Видны следы жизнедеятельности: брошенные перчатки, бумажные стаканчики, поврежденный защитный шлем. Шлем сделан из белого пластика, во весь лоб отпечатан синим цветом логотип БАРТ. Пенумбра подбирает его, встряхивает, надевает на голову.
– Ну и как тебе?
Корвина фыркает:
– Ты самый тощий кессонщик в городе.
Больше ста лет назад «Уильям Грей» был брошен и погребен под каменной грудой.
Затоплен и раздавлен. Мачта давно сломалась, паруса и такелаж разложились. Остался лишь корпус корабля, да и тот едва цел, словно расплющенная банка из-под газировки в мусорной куче.

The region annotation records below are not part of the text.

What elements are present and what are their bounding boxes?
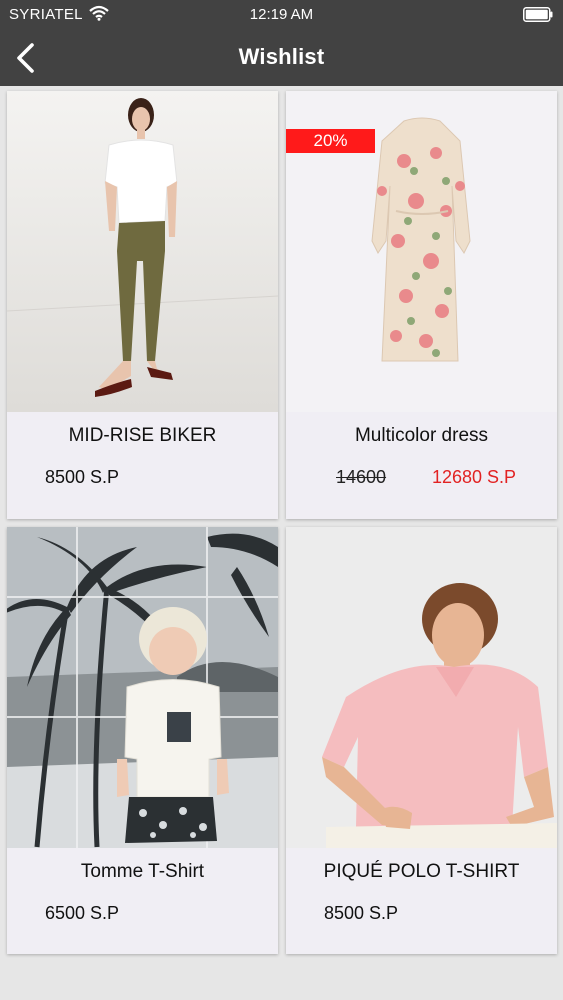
battery-icon (523, 7, 553, 22)
product-name: MID-RISE BIKER (68, 425, 217, 446)
original-price: 14600 (336, 467, 387, 487)
product-price: 8500 S.P (45, 467, 120, 487)
product-image (7, 527, 278, 848)
discount-badge: 20% (286, 129, 375, 153)
page-title: Wishlist (238, 44, 325, 69)
sale-price: 12680 S.P (432, 467, 517, 487)
product-price: 6500 S.P (45, 903, 120, 923)
product-card-multicolor-dress[interactable]: 20% Multicolor dress 14600 12680 S.P (286, 91, 557, 519)
product-name: PIQUÉ POLO T-SHIRT (323, 861, 520, 882)
product-card-pique-polo-t-shirt[interactable]: PIQUÉ POLO T-SHIRT 8500 S.P (286, 527, 557, 954)
product-image (7, 91, 278, 412)
product-image: 20% (286, 91, 557, 412)
status-time: 12:19 AM (249, 6, 314, 23)
product-card-tomme-t-shirt[interactable]: Tomme T-Shirt 6500 S.P (7, 527, 278, 954)
product-price: 8500 S.P (324, 903, 399, 923)
product-card-mid-rise-biker[interactable]: MID-RISE BIKER 8500 S.P (7, 91, 278, 519)
product-name: Multicolor dress (354, 425, 489, 446)
product-name: Tomme T-Shirt (80, 861, 205, 882)
product-image (286, 527, 557, 848)
status-bar: SYRIATEL 12:19 AM (0, 0, 563, 30)
navigation-bar: SYRIATEL 12:19 AM Wishlist (0, 0, 563, 86)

Потом бригада БАРТ стала рыть через эту кучу тоннель. Пенумбре доводилось видеть сохранившиеся в камне ископаемые, большие плиты, расколотые на куски, выявляющие в разрезе останки древнего животного; именно так сейчас выглядит «Уильям Грей». Его силуэт темен, но различим на стене тоннеля. Здесь, во втором подвальном ярусе города, от корабля еще остается тень.
Опять же миг торжества быстро меркнет, оборачиваясь поражением. Пенумбра представлял себе нечто вроде обломков судна, потерпевшего кораблекрушение, какие он видел в фильме Жака Кусто. Он воображал некое пространство, куда можно проникнуть, чтобы его обследовать, но сейчас это кажется глупым. Их добыча – не археологическая, а геологическая. Одно сплошное ископаемое.
– Вот, – кричит Корвина.
Пенумбра пробуждается от своих печальных грез. Продавец разыскал где-то на площадке две лопаты. Небрежно бросает одну Пенумбре, который упускает и роняет ее.
– Маркус, это не…
– Я вижу корабль, – возвещает Корвина. – Я вижу первый книжный магазин города. Несомненно, Аякс, здесь что-нибудь найдется.
– У тебя тот же дар, что и у меня, Маркус, – сухо говорит Пенумбра.
– Какой дар?
– Так это назвал мистер Аль-Асмари. «Готовность обдумывать вздорные идеи».
Корвина презрительно фыркает.
– Я не обдумываю идеи, – говорит он. – Я ради них работаю.
Он вонзает лезвие лопаты в стену тоннеля и начинает копать.
Проходит час. Может быть, больше. Они все глубже вгрызаются в останки корабля, отбрасывая назад полные совки грязи, ила и разложившейся древесины, оставляя за собой огромную сырую груду. Лопата Пенумбры прорезает мягкие комки – как он подозревает, скорбные останки книг. Они темны, насквозь промокли, сгнили и разрушились, но некие подобия книжных корешков он различает.
Брызжет черная грязь, пропитывая его рубаху и штаны. Чем глубже, тем противнее запах – столетняя гниль наконец-то выходит наружу. Руки у Пенумбры горят, ноги все мокрые, он видит, что даже и Корвина устает, и вдруг…
БУМ.
Его лопата натыкается на что-то иное – не мягкое, не разложившееся. Он вытаскивает ее, бьет еще раз.
БУМ.
– Маркус, мне кажется, что-то такое… – подает он голос, но продавец тут как тут, уже и сам врубается своей лопатой.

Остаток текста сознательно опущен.